Maybe what I write on those days won’t be as “inspired” or “exciting” but that isn’t the point. The point is the practice. The point is to write.
In the twenty minutes of wandering the internet for inspiration, the one thing I kept encountering was the question of what habits are holding you back. Perhaps what I’m finding as I wander through this entry tonight is that it’s the lack of habitual behaviors that holds me back. I have 40 days to form a “habit” of daily writing practice. Let’s hope it sticks.
Lent is not about giving something up.
I am a Catholic-raised woman, and I know that this sounds strange coming from me. Throughout my youth I gave up ice cream, saltines, various other treats. But the meaning of the sacrifice was never really apparent in the action.

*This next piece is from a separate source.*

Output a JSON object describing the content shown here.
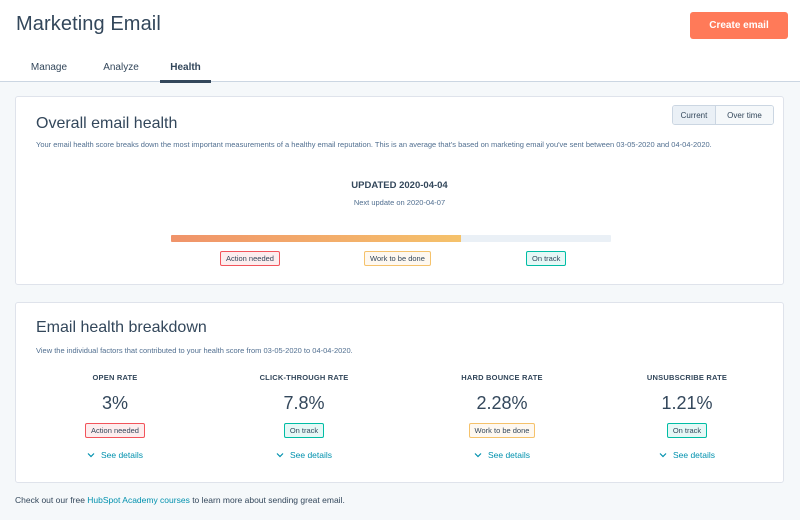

During college, I heard a homily about lent. Fr. Joe spoke about lent as a time to simplify. This resonated with me. Not to give things up just for the sake of giving things up, but to give things up that are superfluous, unnecessary.
But let’s take it to a different place. Lent is a time that Christ spent in the desert…while it’s certain that this was a time of simplicity, it was also a time of reflection. I choose to embrace both.
As I struggle on my rocky Christian path to discover what this journey is all about, I am choosing to take this lent as a time of reflection. To write each day about the trivial and the transcendent, but most importantly to write EACH DAY. Not as a sacrifice, or a penance. Not to give up another less worthy activity. But because writing is meditation, and reflection, and journey. And I need those things on my way to the rebirth of self-discovery.